Do we, can we, should we go back to “normal”? To life as it was? If governments are capable of rescuing those who have been impacted economically by Covid-19, are (and should) governments not also be responsible for all who will lose their employment through advances in technology? When the last few remaining sales clerks have gone the way of the gas jockey, when stores as we knew them vanish because people have become accustomed to the convenience of on-line shopping and delivery to their doorstep, how will all those ordinary people find work? Will drones eventually even replace the current demand for delivery truck drivers?

I’ve tried to reach out to the handful of people in my world who have some economic expertise and insight. So far, the silence has been deafening. Perhaps you, dear reader of this blog, have some creative thoughts about our future world.  I’d welcome your feedback.

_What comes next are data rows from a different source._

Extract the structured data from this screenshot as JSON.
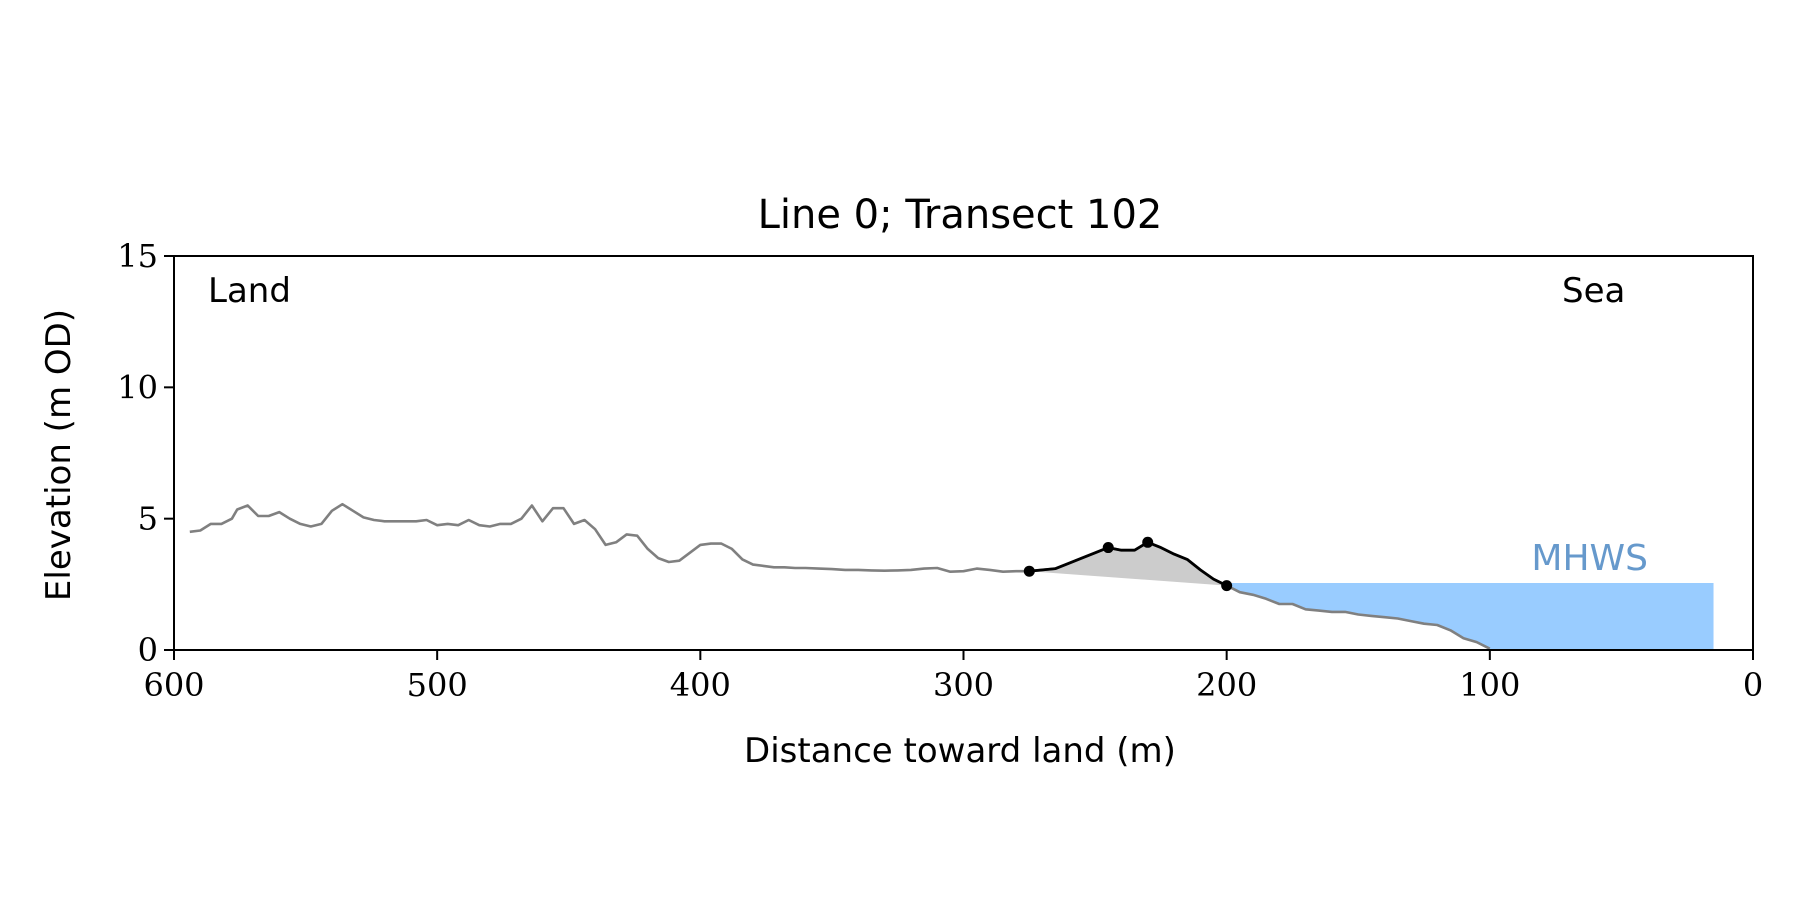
{
  "chart_data": {
    "type": "line",
    "title": "Line 0; Transect 102",
    "xlabel": "Distance toward land (m)",
    "ylabel": "Elevation (m OD)",
    "xlim": [
      600,
      0
    ],
    "ylim": [
      0,
      15
    ],
    "x_ticks": [
      "600",
      "500",
      "400",
      "300",
      "200",
      "100",
      "0"
    ],
    "y_ticks": [
      "0",
      "5",
      "10",
      "15"
    ],
    "grid": false,
    "annotations": {
      "land": "Land",
      "sea": "Sea",
      "mhws": "MHWS"
    },
    "mhws_level": 2.55,
    "mhws_extent": [
      15,
      200
    ],
    "colors": {
      "profile": "#808080",
      "dune": "#000000",
      "dune_fill": "#cccccc",
      "sea": "#99ccff",
      "mhws_text": "#6699cc"
    },
    "profile": {
      "x": [
        594,
        590,
        586,
        582,
        578,
        576,
        572,
        568,
        564,
        560,
        556,
        552,
        548,
        544,
        540,
        536,
        532,
        528,
        524,
        520,
        516,
        512,
        508,
        504,
        500,
        496,
        492,
        488,
        484,
        480,
        476,
        472,
        468,
        464,
        460,
        456,
        452,
        448,
        444,
        440,
        436,
        432,
        428,
        424,
        420,
        416,
        412,
        408,
        404,
        400,
        396,
        392,
        388,
        384,
        380,
        376,
        372,
        368,
        364,
        360,
        355,
        350,
        345,
        340,
        335,
        330,
        325,
        320,
        315,
        310,
        305,
        300,
        295,
        290,
        285,
        280,
        275,
        270,
        265,
        260,
        255,
        250,
        245,
        240,
        235,
        230,
        225,
        220,
        215,
        210,
        205,
        200,
        195,
        190,
        185,
        180,
        175,
        170,
        165,
        160,
        155,
        150,
        145,
        140,
        135,
        130,
        125,
        120,
        115,
        110,
        105,
        100
      ],
      "y": [
        4.5,
        4.55,
        4.8,
        4.8,
        5.0,
        5.35,
        5.5,
        5.1,
        5.1,
        5.25,
        5.0,
        4.8,
        4.7,
        4.8,
        5.3,
        5.55,
        5.3,
        5.05,
        4.95,
        4.9,
        4.9,
        4.9,
        4.9,
        4.95,
        4.75,
        4.8,
        4.75,
        4.95,
        4.75,
        4.7,
        4.8,
        4.8,
        5.0,
        5.5,
        4.9,
        5.4,
        5.4,
        4.8,
        4.95,
        4.6,
        4.0,
        4.1,
        4.4,
        4.35,
        3.85,
        3.5,
        3.35,
        3.4,
        3.7,
        4.0,
        4.05,
        4.05,
        3.85,
        3.45,
        3.25,
        3.2,
        3.15,
        3.15,
        3.12,
        3.12,
        3.1,
        3.08,
        3.05,
        3.05,
        3.03,
        3.02,
        3.03,
        3.05,
        3.1,
        3.12,
        2.98,
        3.0,
        3.1,
        3.05,
        2.98,
        3.0,
        3.0,
        3.05,
        3.1,
        3.3,
        3.5,
        3.7,
        3.9,
        3.8,
        3.8,
        4.1,
        3.9,
        3.65,
        3.45,
        3.05,
        2.7,
        2.45,
        2.2,
        2.1,
        1.95,
        1.75,
        1.75,
        1.55,
        1.5,
        1.45,
        1.45,
        1.35,
        1.3,
        1.25,
        1.2,
        1.1,
        1.0,
        0.95,
        0.75,
        0.45,
        0.3,
        0.05
      ]
    },
    "dune": {
      "x": [
        275,
        270,
        265,
        260,
        255,
        250,
        245,
        240,
        235,
        230,
        225,
        220,
        215,
        210,
        205,
        200
      ],
      "y": [
        3.0,
        3.05,
        3.1,
        3.3,
        3.5,
        3.7,
        3.9,
        3.8,
        3.8,
        4.1,
        3.9,
        3.65,
        3.45,
        3.05,
        2.7,
        2.45
      ]
    },
    "dune_points": [
      {
        "x": 275,
        "y": 3.0
      },
      {
        "x": 245,
        "y": 3.9
      },
      {
        "x": 230,
        "y": 4.1
      },
      {
        "x": 200,
        "y": 2.45
      }
    ]
  }
}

[2] https://www.cnn.com/2020/03/27/business/boeing-bailout-government-stake/index.html

One thought on “March 31, 2020

  1. Peter

    “When did we agree to allow what increasingly seems like an obscene gap between rich and poor?” Part of the answer is that not all countries do tolerate such obscene gaps. The US is an outlier, but as OECD data reveal, many countries, including Canada, do better — sometimes significantly better — in adopting well-known policies aimed at tempering inequality. So perhaps the question should be reframed: why is addressing inequality a priority in some countries but not in others?
    Similarly, if Covid19 resulted economically in no more than corporate bailouts, it might well accentuate inequality. Since, however, in this country at least the rescue package is much more broadly based, it is less likely to do so. The devil, of course, is in the details, and those are still being rolled out.
    Finally, since the younger generation will benefit from any rescue package, and all the rest of us will be joining them in paying it off, I am not sure how grave the issue of intergenerational injustice really is.